An Intelligent Framework for Streaming Sensor Data Analytics and Management
Date
Authors
Journal Title
Journal ISSN
Volume Title
Publisher
Abstract
Finding regular and irregular patterns in streaming big data has the potential to provide insights for many data domains. Representative pattern extraction helps to remove noise from the data and extract key data features for analysis and decision support.
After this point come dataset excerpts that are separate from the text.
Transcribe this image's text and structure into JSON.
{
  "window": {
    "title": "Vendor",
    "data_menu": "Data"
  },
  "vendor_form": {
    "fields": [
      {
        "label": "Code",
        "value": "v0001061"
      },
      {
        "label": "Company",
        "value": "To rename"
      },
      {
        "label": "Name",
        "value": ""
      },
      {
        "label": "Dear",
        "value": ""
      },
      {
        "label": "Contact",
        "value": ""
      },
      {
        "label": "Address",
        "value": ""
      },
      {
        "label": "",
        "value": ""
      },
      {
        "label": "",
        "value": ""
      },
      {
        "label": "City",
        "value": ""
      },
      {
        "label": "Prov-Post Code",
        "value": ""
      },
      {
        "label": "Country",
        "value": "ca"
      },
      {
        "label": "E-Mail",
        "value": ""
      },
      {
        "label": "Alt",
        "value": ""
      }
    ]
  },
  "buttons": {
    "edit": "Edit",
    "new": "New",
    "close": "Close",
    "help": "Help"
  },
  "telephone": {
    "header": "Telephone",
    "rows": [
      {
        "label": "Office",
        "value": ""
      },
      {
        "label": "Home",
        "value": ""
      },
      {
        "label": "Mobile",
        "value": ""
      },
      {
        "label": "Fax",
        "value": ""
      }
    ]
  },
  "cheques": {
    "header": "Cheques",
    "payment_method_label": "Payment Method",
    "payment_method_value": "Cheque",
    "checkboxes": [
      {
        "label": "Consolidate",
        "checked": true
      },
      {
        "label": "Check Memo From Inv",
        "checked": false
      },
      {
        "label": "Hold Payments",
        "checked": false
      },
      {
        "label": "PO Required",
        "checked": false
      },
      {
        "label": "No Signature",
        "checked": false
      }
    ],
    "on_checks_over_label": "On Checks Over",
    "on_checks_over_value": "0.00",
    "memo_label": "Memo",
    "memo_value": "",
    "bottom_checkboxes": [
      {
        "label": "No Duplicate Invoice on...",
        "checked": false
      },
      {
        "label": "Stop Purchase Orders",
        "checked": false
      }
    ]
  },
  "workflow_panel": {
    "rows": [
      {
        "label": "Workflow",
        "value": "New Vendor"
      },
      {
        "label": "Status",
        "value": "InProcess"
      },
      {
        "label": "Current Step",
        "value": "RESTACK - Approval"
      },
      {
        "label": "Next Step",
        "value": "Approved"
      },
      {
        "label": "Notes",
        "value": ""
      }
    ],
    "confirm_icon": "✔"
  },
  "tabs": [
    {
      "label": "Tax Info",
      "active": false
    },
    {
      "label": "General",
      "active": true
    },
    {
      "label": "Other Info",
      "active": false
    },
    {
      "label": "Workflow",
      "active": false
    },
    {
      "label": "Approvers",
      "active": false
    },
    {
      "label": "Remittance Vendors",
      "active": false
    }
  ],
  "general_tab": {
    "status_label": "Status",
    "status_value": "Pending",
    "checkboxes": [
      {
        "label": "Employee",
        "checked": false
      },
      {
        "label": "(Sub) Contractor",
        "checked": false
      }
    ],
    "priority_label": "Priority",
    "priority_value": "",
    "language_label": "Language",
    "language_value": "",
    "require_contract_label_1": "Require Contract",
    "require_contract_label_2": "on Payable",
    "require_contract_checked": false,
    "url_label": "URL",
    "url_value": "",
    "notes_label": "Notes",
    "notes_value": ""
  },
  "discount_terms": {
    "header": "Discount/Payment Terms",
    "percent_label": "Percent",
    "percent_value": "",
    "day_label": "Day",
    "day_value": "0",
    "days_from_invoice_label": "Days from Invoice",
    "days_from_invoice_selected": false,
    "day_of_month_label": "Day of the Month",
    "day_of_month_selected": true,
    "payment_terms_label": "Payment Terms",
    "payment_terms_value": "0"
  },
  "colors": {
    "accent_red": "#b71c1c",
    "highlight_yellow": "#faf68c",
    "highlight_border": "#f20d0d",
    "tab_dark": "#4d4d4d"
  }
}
The goals of this research are: a) to propose models for classification of time series sensor data from the Internet of Things (IoT) in the domain of Human Activity Recognition (HAR) and b) to store representative patterns as Data-Event Profiles (DEPs) rather than the entire incoming data for concise storage of massive streaming data. Thus, our proposed intelligent data analytics framework consists of four components. a) Streaming data ingestion and b) pattern extraction and recognition components help validate models for real time HAR. c) Pattern representation as DEP and d) pattern reconstruction components help demonstrate the effectiveness of our storage reduction approach in retaining informative patterns in DEPs for HAR with reconstructed data. For the streaming data ingestion, pattern extraction, and recognition, we implement and compare the performance of multiple deep learning models for HAR using MobiAct and UCI-HAR datasets. Our Convolutional Neural Network (CNN) - Long Short-Term Memory (LSTM) model achieves around 96% accuracy for multi-class classification. We explore a variety of autoencoder models to extract representative patterns to reduce storage consumption for concise storage of IoT streaming time series data. Our Multi-Layer Perceptron (MLP) autoencoder achieves a storage reduction of 90.18% compared to the three other autoencoders namely CNN autoencoder, LSTM autoencoder, and CNN LSTM autoencoder, which achieve storage reductions of 11.18%, 49.99%, and 72.35% respectively. Encoded features from the autoencoders have smaller size and dimensions, which help to reduce the storage space. However, we demonstrate that infrequent patterns are lost in the most reduced feature representation obtained from the MLP autoencoder because the reconstructed data using the MLP decoder achieves only 24% accuracy in HAR. With higher dimensions of representative features extracted by the CNN autoencoder model, the storage reduction is low. However, by retaining more relevant information, it achieves a higher accuracy of 95.28% in HAR.